How can we make PDF hit highlighting more accurate?
PDF hit highlighting is highlighting a lot more than the search query
Posted: Wed Jan 16, 2008 12:22 pm
by mark
Adobe has a funny way of hilighting words. You have to tell acrobat the page and word numbers to hilight even there are no "word" boundaries in a PDF file. Occasionally special formatting within the file will throw off the appliance's idea of word number vs. acrobat's.
If you could supply a few sample files and queries and where the hilight is off we could investigate if there's anything that can be done to improve the situation.
PDF hit highlighting is highlighting a lot more than the search query
Posted: Wed Jan 16, 2008 2:46 pm
by john.santangelo
As we are not using Thunderstone in production yet, this is the best example I can show you:
Search query: medicare
Result PDF page:
http://www.floridamedicare.com/Part_B/M ... 106801.pdf
First paragraph these words or prhases are highlighted:
better serve
carrier
with the
and medicare
This is the full URL
http://www.floridamedicare.com/Part_B/M ... f#xml=<OUR APPLIANCE>/texis/search/pdfhi.txt?query=medicare&pr=Florida&prox=page&rorder=1000&rprox=750&rdfreq=250&rwfreq=250&rlead=500&rdepth=0&sufs=1&order=r&mode=&opts=&cq=3&id=478dda0fa
PDF hit highlighting is highlighting a lot more than the search query
Posted: Wed Jan 16, 2008 3:42 pm
by john.santangelo
Another example:
query= 2008 deductible
URL of search result:
http://www.floridamedicare.com/Part_B/M ... 478dcfd3af
Page 1 highlighting includes text, none of which is the query:
Coding
Misinformation Regarding
......................................................
Clinical Laboratory
Procedure
............................................................................
Interchange
.......................
<note: each line is what text is highlighted>
PDF hit highlighting is highlighting a lot more than the search query
Posted: Wed Jan 16, 2008 5:00 pm
by mark
Using acrobat reader 8 those searches in those files hilight correctly for me. However, if I use the "remove common" feature the hilights are off. "Remove common" and "keep tags" and "ignore tags" are not usable if you want accurate pdf hilighting. All of the text must be kept so word counts are correct.
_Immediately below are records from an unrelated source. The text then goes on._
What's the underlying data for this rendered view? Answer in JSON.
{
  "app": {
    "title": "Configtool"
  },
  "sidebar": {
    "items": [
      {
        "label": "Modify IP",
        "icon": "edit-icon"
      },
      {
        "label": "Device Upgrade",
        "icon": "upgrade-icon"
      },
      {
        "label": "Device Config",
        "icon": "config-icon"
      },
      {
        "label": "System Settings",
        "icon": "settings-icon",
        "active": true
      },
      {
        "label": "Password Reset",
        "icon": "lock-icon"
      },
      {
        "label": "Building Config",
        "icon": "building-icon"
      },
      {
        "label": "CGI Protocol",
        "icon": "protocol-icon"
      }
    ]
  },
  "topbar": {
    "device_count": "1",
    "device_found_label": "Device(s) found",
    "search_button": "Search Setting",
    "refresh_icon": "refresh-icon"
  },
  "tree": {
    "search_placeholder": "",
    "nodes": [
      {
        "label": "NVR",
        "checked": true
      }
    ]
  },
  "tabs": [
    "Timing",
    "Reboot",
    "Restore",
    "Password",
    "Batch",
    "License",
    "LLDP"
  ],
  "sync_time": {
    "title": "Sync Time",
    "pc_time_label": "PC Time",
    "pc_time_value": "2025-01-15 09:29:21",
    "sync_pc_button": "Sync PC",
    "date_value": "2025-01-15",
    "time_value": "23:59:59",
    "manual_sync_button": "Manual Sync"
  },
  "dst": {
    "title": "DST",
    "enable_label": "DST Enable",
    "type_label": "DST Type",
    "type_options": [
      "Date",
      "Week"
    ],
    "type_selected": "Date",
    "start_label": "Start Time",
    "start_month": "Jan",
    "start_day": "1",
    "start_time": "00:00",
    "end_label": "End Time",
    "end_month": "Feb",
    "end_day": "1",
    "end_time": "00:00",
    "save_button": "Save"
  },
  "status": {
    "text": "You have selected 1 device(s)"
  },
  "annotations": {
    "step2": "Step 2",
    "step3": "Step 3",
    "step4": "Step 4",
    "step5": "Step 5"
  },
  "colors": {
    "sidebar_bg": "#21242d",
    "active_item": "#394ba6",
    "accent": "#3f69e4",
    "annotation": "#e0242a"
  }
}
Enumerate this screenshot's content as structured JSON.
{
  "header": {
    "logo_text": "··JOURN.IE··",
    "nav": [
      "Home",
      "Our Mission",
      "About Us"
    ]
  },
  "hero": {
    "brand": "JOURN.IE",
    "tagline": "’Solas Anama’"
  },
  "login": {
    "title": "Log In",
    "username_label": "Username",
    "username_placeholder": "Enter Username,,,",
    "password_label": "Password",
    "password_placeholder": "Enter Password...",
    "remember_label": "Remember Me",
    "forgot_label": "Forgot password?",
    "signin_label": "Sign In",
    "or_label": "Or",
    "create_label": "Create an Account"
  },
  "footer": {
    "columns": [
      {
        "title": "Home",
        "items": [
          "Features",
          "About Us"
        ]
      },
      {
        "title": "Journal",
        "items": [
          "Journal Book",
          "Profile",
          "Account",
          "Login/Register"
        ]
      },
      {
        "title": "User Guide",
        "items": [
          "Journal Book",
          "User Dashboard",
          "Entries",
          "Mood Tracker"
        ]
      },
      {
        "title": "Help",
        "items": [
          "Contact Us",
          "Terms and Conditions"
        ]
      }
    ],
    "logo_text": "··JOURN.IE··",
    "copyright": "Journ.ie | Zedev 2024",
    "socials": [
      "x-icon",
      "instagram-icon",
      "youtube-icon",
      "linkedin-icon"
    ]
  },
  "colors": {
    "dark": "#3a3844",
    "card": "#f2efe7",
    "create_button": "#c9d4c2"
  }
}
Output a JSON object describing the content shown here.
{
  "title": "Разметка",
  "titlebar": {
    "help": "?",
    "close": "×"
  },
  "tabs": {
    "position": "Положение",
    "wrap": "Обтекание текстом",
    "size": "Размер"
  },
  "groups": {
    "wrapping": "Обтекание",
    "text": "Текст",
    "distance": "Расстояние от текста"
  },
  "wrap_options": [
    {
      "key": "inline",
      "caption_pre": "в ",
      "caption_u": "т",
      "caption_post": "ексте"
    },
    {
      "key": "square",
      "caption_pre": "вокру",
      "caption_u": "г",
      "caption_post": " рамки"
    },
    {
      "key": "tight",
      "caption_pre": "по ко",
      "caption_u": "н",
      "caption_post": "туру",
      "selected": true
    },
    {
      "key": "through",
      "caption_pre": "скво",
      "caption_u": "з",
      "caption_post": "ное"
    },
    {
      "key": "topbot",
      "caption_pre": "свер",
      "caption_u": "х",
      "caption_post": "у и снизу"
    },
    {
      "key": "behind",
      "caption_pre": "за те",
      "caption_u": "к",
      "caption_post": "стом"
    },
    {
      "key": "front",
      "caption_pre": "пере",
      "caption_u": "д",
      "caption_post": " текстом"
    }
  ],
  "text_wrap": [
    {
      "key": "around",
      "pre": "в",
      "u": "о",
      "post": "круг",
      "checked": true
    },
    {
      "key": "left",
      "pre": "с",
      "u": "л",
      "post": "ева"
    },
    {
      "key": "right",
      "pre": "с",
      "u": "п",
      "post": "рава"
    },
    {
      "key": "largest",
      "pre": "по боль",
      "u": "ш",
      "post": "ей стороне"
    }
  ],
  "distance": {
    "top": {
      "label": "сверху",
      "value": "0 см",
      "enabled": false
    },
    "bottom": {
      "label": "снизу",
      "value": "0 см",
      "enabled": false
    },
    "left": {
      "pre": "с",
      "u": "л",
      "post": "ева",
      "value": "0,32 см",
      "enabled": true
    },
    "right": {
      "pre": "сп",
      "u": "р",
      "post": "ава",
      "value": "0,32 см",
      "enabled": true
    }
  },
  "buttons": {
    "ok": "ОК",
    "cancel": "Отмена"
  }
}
PDF hit highlighting is highlighting a lot more than the search query
Posted: Thu Jan 17, 2008 10:24 am
by john.santangelo
Accuracy seems to be much better on pages 2+, but page one is still off...
It is better with "remove common" off, but it will remain so, I suppose, because we need to use "keep tags" to remove navigation links from search result abstracts.
PDF hit highlighting is highlighting a lot more than the search query
Posted: Thu Jan 17, 2008 10:52 am
by mark
The word counting resyncs at each page boundary so remove common should generally only affect the first page.
Keep/Ignore tags are far less likely to cause a problem because the tags you specify for HTML are highly unlikely to match anything in a PDF document. Remove common does not need to be on to use Keep/Ignore Tags.